Tania Unsworth, Children's Writer

The Little Forest

26 Sep 2017

I call it the Little Forest, but it gets larger every day.

On the map it’s barely more than fifty acres. You can walk all the way through in less than ten minutes, from the parking lot at one end to the railway line at the other. I started taking the dog there because it was convenient.

I’m not sure when the Little Forest started to expand. It might have been the day I noticed several trees that were so extraordinarily beautiful that I wondered how I could have overlooked them, unless they hadn’t been there before. A little while later, the color came. The grey flare of lichen, luminous green moss, an eggshell blue as Tiffany’s.

One morning I looked down and saw a vole tunneling discreetly through the leaves. After that, I began seeing animals all the time. Woodpeckers, herons, frogs, snakes, snapping turtles in the small lake. The place was teeming with secret life. A woman told me to be careful of my dog. Coyotes had been seen in the early dawn.

One day I wandered off the path and after fifty feet I couldn’t see it any longer.

I began to come across evidence of dramatic events, although I was never quite sure what had happened. Only omens were left. Half a rabbit, wedged six feet up in the fork of a tree. A group of boulders painted with obscure symbols. An abandoned teepee made of sticks with four stones inside, arranged in a circle like tiny chairs.

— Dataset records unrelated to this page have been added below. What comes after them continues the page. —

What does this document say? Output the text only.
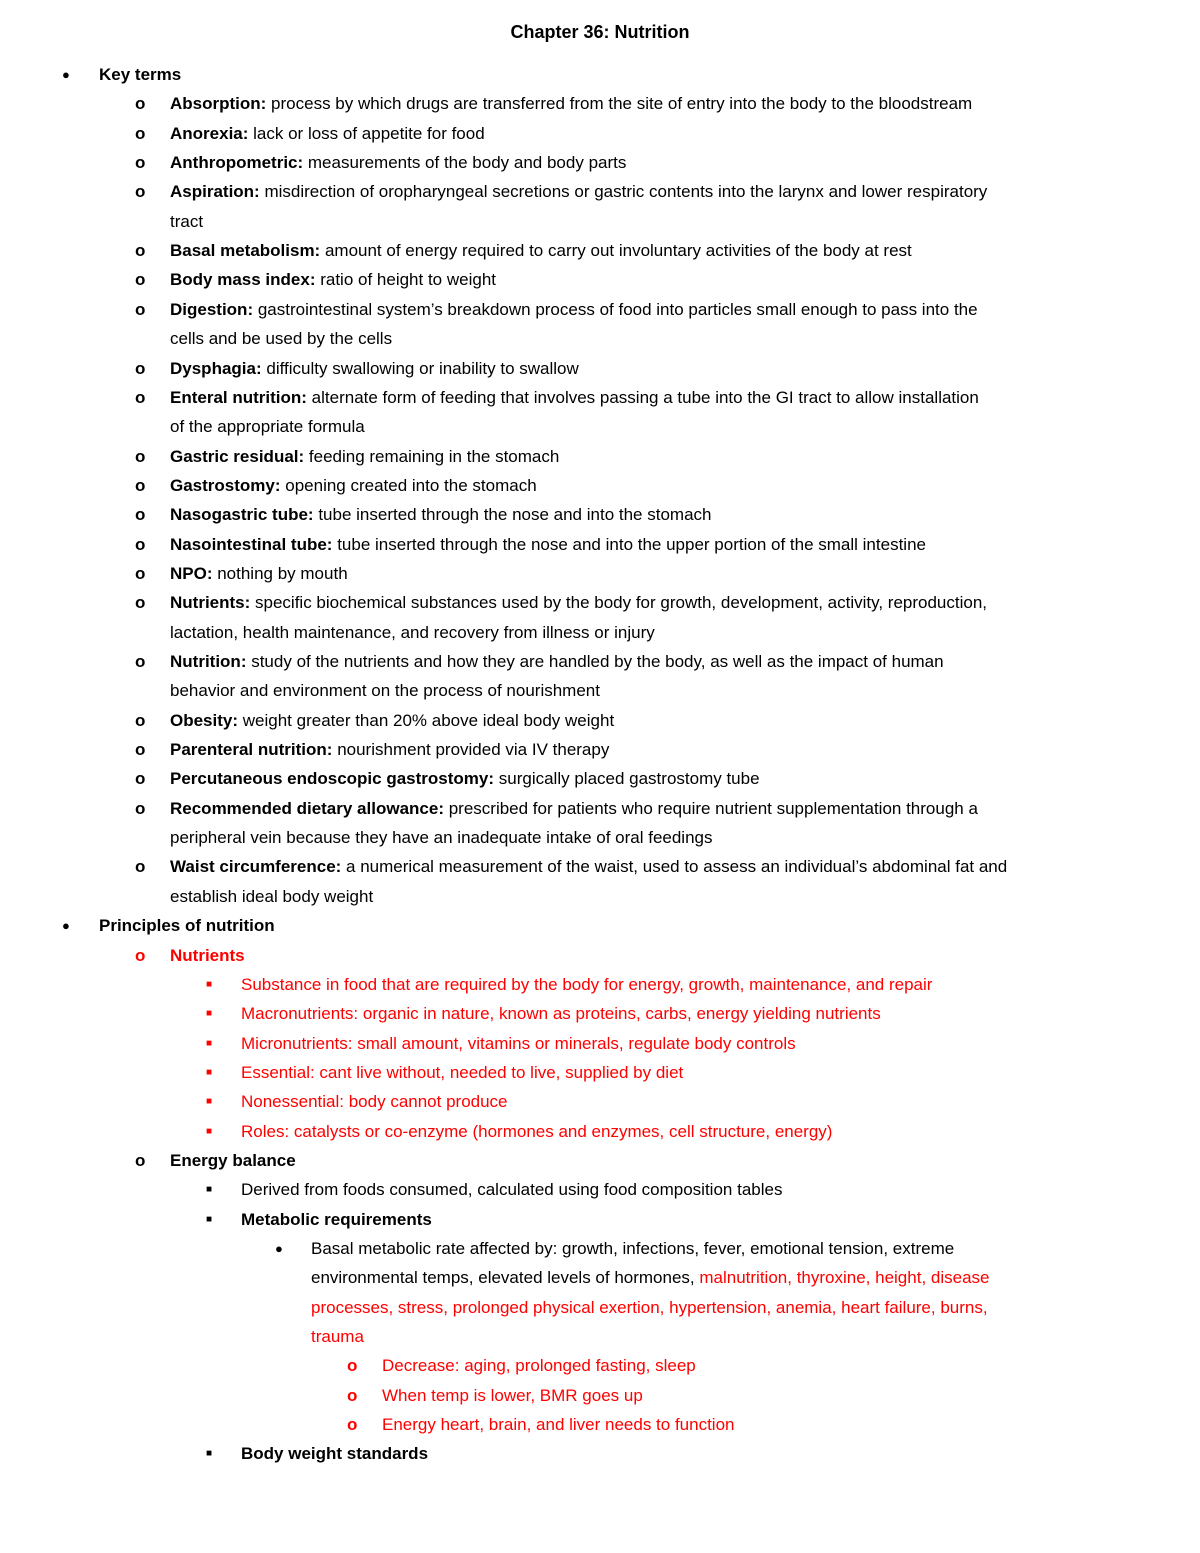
Chapter 36: Nutrition
● Key terms
o Absorption: process by which drugs are transferred from the site of entry into the body to the bloodstream
o Anorexia: lack or loss of appetite for food
o Anthropometric: measurements of the body and body parts
o Aspiration: misdirection of oropharyngeal secretions or gastric contents into the larynx and lower respiratory
tract
o Basal metabolism: amount of energy required to carry out involuntary activities of the body at rest
o Body mass index: ratio of height to weight
o Digestion: gastrointestinal system’s breakdown process of food into particles small enough to pass into the
cells and be used by the cells
o Dysphagia: difficulty swallowing or inability to swallow
o Enteral nutrition: alternate form of feeding that involves passing a tube into the GI tract to allow installation
of the appropriate formula
o Gastric residual: feeding remaining in the stomach
o Gastrostomy: opening created into the stomach
o Nasogastric tube: tube inserted through the nose and into the stomach
o Nasointestinal tube: tube inserted through the nose and into the upper portion of the small intestine
o NPO: nothing by mouth
o Nutrients: specific biochemical substances used by the body for growth, development, activity, reproduction,
lactation, health maintenance, and recovery from illness or injury
o Nutrition: study of the nutrients and how they are handled by the body, as well as the impact of human
behavior and environment on the process of nourishment
o Obesity: weight greater than 20% above ideal body weight
o Parenteral nutrition: nourishment provided via IV therapy
o Percutaneous endoscopic gastrostomy: surgically placed gastrostomy tube
o Recommended dietary allowance: prescribed for patients who require nutrient supplementation through a
peripheral vein because they have an inadequate intake of oral feedings
o Waist circumference: a numerical measurement of the waist, used to assess an individual’s abdominal fat and
establish ideal body weight
● Principles of nutrition
o Nutrients
■ Substance in food that are required by the body for energy, growth, maintenance, and repair
■ Macronutrients: organic in nature, known as proteins, carbs, energy yielding nutrients
■ Micronutrients: small amount, vitamins or minerals, regulate body controls
■ Essential: cant live without, needed to live, supplied by diet
■ Nonessential: body cannot produce
■ Roles: catalysts or co-enzyme (hormones and enzymes, cell structure, energy)
o Energy balance
■ Derived from foods consumed, calculated using food composition tables
■ Metabolic requirements
● Basal metabolic rate affected by: growth, infections, fever, emotional tension, extreme
environmental temps, elevated levels of hormones, malnutrition, thyroxine, height, disease
processes, stress, prolonged physical exertion, hypertension, anemia, heart failure, burns,
trauma
o Decrease: aging, prolonged fasting, sleep
o When temp is lower, BMR goes up
o Energy heart, brain, and liver needs to function
■ Body weight standards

Over the weeks I crisscrossed the place, and each small area became a separate country. The rocky pass, the moss-covered hill, the valley of the fallen tree, the wetlands, the dark stream. Sometimes my walk took me to the borders of the woodland and I would look up and see the road only a few feet away, and the sight always gave me a vague sense of shock. It seemed – for just a second – almost impossible that it should be there.

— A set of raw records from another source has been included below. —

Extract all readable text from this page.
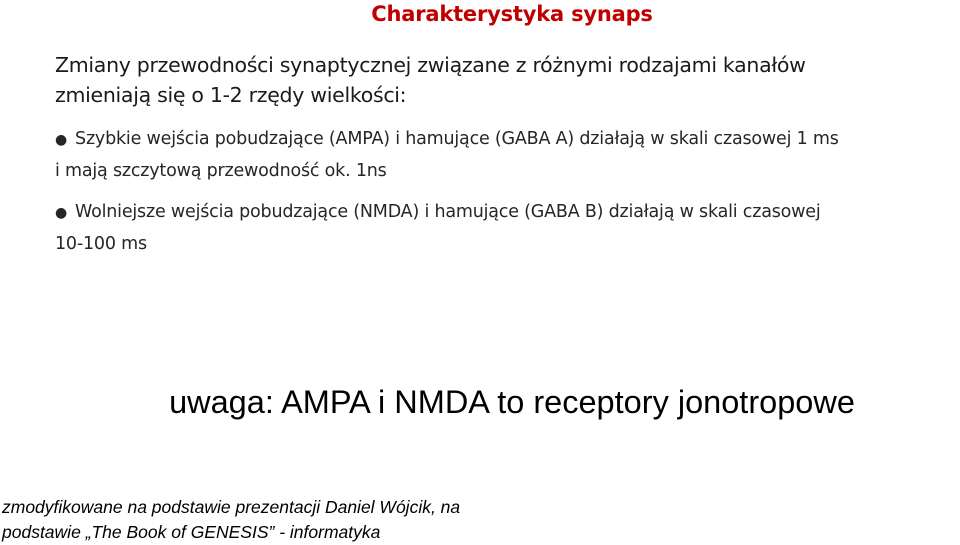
Charakterystyka synaps
Zmiany przewodności synaptycznej związane z różnymi rodzajami kanałów
zmieniają się o 1-2 rzędy wielkości:
● Szybkie wejścia pobudzające (AMPA) i hamujące (GABA A) działają w skali czasowej 1 ms
i mają szczytową przewodność ok. 1ns
● Wolniejsze wejścia pobudzające (NMDA) i hamujące (GABA B) działają w skali czasowej
10-100 ms
uwaga: AMPA i NMDA to receptory jonotropowe
zmodyfikowane na podstawie prezentacji Daniel Wójcik, na
podstawie „The Book of GENESIS” - informatyka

It had once taken me only ten minutes to walk through the Little Forest. Now it was taking twice, or three times that long.

Today the dog and I went up through the rocky pass, and crossed the valley of the fallen tree, heading for the moss-covered hill. And then, I don’t know how – perhaps I turned left instead of right around a particular rock, or walked up a slope instead of down – suddenly I wasn’t sure exactly where I was.

It had finally happened. I was lost. In an place barely more than fifty acres.

Tomorrow I may not make it back to the car at all.